Mlliyet Milliyet Blog Milliyet Blog
 
Facebook Connect
Blog Kategorileri
 

22 Temmuz '08

 
Kategori
Blog
 

Blog yazarlarının düşündürdükleri 2

Blog yazarlarının düşündürdükleri 2
 

www.mustafamumcu.com


( Sn. Fisun Kuşçu (İzdüşümlerim) dedi ki bir yazısında; “Ama ben yaptım hocam!” Yaptığı karikatüre inanmayan öğretmeninin, içindeki resim çizme isteğini kırdığını anlattı. )

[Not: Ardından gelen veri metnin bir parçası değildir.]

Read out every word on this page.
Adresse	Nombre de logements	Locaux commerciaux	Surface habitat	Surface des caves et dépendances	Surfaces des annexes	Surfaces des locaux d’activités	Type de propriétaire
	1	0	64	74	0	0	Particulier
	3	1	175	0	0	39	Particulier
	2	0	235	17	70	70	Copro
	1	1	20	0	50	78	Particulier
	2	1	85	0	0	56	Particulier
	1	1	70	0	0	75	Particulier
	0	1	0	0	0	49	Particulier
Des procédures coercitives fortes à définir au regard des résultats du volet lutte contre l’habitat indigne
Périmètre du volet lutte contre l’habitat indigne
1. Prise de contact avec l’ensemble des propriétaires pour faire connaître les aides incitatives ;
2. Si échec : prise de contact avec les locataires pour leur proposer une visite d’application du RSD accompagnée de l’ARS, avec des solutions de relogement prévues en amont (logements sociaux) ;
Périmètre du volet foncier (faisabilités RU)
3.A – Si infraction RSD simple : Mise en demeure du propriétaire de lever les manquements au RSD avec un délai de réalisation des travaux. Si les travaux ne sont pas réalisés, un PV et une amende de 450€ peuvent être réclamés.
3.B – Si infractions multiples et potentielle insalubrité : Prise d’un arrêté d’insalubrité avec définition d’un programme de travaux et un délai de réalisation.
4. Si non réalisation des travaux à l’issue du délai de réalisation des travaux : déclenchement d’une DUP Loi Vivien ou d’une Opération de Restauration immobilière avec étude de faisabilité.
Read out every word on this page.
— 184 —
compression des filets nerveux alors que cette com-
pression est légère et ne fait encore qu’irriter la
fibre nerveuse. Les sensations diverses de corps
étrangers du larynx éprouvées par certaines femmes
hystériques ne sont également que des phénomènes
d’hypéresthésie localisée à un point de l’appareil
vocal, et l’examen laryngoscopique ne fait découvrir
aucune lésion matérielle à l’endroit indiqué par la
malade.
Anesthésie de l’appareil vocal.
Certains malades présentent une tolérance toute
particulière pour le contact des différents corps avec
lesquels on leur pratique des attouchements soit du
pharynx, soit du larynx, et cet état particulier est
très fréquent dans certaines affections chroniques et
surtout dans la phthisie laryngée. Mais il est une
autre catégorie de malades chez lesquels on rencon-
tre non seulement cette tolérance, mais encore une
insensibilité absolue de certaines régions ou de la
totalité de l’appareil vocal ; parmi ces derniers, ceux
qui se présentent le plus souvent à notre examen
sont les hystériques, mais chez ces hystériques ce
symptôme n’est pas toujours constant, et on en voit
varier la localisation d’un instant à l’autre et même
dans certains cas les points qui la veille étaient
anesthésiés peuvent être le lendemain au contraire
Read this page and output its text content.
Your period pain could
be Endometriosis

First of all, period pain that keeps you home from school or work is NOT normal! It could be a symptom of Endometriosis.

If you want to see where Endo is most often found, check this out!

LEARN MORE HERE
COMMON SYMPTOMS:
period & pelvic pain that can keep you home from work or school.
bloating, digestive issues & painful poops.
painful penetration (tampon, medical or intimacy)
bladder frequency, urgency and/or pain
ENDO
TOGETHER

Lisedeydim. Edebiyat öğretmenimiz ödev olarak bir konu başlığı seçer ve kompozisyon yazmamızı isterdi. Akşamdan 5–6 adet yazı hazırlar ertesi gün yapmamış olanlara dağıtırdım. Sınıfta müdavimlerim bile oluşmuştu.

Geçenlerde lise arkadaşlarımızla yaptığımız toplantıya edebiyat öğretmenimiz de katıldı. Baktım artık iyice yaşlanmış. Biraz gülümseteyim diye vaktiyle kompozisyon ödevi konusunda seri imalat yaptığımı anlattım. Birden öyle sinirlendi ki, elini çantasına attı. Sandım not defterini çıkarıp sıfırı basacak.

(Sn. Dilek Ç. dedi ki bir yorumunda; “ıığğğğ… iğrenç” Çünkü arkadaşımız MuDo klarnetten damlayan nefes buharı yoğuşma suyu tutucusu adı altında bir proje çizmişti. Kısaca NBYS, yani bildiğiniz tükürük. )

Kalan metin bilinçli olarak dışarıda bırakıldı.